Freilich: Aus Altruismus tun sie das nicht. Es geht um wirtschaftliche Interessen und Geopolitik.

Den Verbrauchern blühten bereits Gaspreiserhöhungen um 20 Prozent

Weitere 20 Schiffe sollen ebenfalls den Atlantik überqueren, ohne jedoch ihr endgültiges Ziel bekannt zu geben, berichten Marktbeobachter: “Die US-Ladungen werden dazu beitragen, die geringeren Lieferungen aus Russland, dem Hauptlieferanten Europas, auszugleichen.”

Die europäischen Gaspreise waren am Großhandelsmarkt in diesem Jahr um mehr als 700 Prozent gestiegen. Russland drosselte die Lieferungen gerade dann, als die Volkswirtschaften wieder eröffneten und damit die Nachfrage anstieg. Das Preisportal Verivox hatte den deutschen Verbrauchern für 2022 bereits Gaspreiserhöhungen um 20 Prozent vorher gesagt, zusätzlich zu einem zehnprozentigen Plus bei den Strompreisen.

Mit der Meldung aus den USA fiel die beängstigende Preisexplosion umgehend in sich zusammen, am Großhandelsmarkt sackten die Gaspreise schlagartig um zehn Prozent ab. Mindestens ein Drittel der Schiffe schickte offenbar der US-Gaskonzern Cheniere Energy von seinem Verladehafen Sabine Pass in Lousiana.

Die USA wollen Europa dazu bewegen Flüssiggas von ihnen zu kaufen

Die Menge von knapp 5 Millionen Kubikmeter LNG in diesen Schiffen würde ausreichen, den Bedarf von Deutschland, dem größten europäischen Gasverbraucher, in einem Wintermonat zu einem Drittel zu decken.
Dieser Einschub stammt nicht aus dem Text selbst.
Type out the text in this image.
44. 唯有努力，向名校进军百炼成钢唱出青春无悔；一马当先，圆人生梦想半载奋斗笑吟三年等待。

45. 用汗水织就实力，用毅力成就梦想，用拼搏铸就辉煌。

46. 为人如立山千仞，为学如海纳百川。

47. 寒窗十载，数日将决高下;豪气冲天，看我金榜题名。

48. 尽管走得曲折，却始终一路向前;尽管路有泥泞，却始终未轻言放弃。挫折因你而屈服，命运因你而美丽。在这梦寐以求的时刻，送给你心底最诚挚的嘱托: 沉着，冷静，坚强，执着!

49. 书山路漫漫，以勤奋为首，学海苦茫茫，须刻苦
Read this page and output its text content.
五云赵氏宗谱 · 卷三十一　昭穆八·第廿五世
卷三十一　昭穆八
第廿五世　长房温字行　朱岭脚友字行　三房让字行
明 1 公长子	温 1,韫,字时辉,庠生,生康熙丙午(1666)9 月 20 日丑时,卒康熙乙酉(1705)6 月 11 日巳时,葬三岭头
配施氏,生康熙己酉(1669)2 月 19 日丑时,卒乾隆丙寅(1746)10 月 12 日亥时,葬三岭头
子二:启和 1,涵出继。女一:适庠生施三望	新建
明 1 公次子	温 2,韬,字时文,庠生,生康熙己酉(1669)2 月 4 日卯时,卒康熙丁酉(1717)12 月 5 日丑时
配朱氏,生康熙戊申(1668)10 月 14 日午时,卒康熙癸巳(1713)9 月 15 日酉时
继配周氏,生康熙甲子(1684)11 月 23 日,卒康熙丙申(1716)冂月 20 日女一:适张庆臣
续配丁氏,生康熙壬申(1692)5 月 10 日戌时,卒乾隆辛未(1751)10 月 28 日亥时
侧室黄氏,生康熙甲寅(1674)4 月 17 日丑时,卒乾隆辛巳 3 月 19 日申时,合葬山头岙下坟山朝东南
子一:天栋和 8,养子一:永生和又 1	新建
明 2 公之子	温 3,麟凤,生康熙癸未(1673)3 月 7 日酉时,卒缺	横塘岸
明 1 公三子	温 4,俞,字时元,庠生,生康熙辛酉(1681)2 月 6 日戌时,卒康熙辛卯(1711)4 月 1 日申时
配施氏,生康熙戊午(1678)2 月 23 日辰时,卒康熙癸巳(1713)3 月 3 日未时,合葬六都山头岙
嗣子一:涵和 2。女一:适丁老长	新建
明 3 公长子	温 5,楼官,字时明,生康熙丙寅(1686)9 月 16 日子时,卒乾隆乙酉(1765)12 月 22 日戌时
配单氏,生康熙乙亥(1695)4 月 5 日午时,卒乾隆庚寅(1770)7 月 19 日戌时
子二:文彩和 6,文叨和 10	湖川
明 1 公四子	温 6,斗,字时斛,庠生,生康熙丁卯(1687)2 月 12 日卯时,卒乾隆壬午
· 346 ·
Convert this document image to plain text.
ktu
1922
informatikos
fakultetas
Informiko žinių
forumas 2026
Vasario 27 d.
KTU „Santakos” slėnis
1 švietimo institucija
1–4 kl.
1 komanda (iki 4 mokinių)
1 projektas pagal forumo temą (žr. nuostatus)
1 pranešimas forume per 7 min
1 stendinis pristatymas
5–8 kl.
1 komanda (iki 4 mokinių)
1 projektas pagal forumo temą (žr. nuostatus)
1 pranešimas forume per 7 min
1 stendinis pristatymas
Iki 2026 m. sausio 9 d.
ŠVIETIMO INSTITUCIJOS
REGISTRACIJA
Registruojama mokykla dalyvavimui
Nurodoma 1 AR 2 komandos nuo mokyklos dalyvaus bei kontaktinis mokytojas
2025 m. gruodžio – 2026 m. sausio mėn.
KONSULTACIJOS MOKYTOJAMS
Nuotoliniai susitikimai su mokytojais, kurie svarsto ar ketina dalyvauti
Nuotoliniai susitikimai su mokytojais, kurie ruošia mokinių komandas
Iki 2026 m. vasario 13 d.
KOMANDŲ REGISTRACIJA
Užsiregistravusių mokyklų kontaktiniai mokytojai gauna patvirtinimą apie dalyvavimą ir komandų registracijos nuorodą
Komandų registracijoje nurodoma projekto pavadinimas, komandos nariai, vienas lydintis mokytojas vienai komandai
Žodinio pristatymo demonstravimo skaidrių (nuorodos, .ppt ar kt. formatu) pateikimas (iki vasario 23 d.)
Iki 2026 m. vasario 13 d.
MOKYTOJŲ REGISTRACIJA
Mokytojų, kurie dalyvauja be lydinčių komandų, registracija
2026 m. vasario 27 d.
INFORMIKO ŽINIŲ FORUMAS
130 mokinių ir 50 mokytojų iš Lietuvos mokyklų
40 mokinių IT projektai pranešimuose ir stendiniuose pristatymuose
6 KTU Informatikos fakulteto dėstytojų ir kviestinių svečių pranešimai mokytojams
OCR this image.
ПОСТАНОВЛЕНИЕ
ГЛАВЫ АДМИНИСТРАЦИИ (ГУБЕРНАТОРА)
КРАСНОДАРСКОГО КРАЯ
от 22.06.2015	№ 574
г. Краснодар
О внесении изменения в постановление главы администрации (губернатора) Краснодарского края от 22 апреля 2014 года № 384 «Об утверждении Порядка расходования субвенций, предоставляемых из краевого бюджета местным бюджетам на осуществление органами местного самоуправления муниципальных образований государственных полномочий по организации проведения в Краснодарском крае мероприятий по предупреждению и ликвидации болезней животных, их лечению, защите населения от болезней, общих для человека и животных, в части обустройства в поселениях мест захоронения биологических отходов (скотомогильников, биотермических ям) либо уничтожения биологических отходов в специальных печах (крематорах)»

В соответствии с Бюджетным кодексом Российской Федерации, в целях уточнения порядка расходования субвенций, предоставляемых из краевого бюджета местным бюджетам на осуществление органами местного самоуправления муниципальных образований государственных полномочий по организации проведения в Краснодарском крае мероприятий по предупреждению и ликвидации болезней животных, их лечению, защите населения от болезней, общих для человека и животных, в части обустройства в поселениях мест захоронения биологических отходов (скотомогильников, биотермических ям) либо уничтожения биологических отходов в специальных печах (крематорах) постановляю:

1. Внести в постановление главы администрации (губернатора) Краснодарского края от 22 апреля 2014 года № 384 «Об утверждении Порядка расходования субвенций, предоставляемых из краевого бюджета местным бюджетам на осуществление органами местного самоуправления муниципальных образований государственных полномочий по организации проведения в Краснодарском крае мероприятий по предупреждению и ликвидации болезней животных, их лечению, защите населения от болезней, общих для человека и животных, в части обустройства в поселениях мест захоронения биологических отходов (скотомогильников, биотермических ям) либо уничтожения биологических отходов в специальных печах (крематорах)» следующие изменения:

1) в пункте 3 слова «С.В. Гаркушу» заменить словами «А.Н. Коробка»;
Im Sommer entspricht diese Menge einem ganzen Monatsverbrauch Deutschlands.

Regelmäßig werden Großbritannien und und Norwegen mit Gas aus den USA beliefert.APA/AFP/Andy Buchanan

Hintergrund der Aktion ist ein geopolitischer Machtkampf. Das Erdgas-Geschäft ist hochgradig politisiert. Die US-Regierung versucht Europa seit Jahren dazu zu bewegen, LNG-Terminals zu bauen, die den verflüssigten Brennstoff (Liquified Natural Gas, LNG) wieder gasförmig machen und ins Verbundnetz einspeisen können. Die Botschaft war: So könne sich Europa aus dem Joch russischer Energieabhängigkeit befreien.

Nun ist den USA offensichtlich ein Marketing Coup gelungen: Die Gastanker aus den USA erreichen Europa, während die großen russischen Gasspeicher nahezu leer sind. Präsident Wladimir Putin hatte mit seinen Aussagen zuvor Spekulationen angeheizt, wonach Russland den westeuropäischen Märkten zusätzliche Gaslieferungen verweigert. Der Grund: So will der Kreml die Betriebsgenehmigung der acht Milliarden Euro teuren Ostsee-Pipeline Nord Stream 2 erzwingen.

Für die USA zahlt es sich schon einmal aus: Die Gas-Preise in Europa sind zurzeit 14-mal höher als in den USA.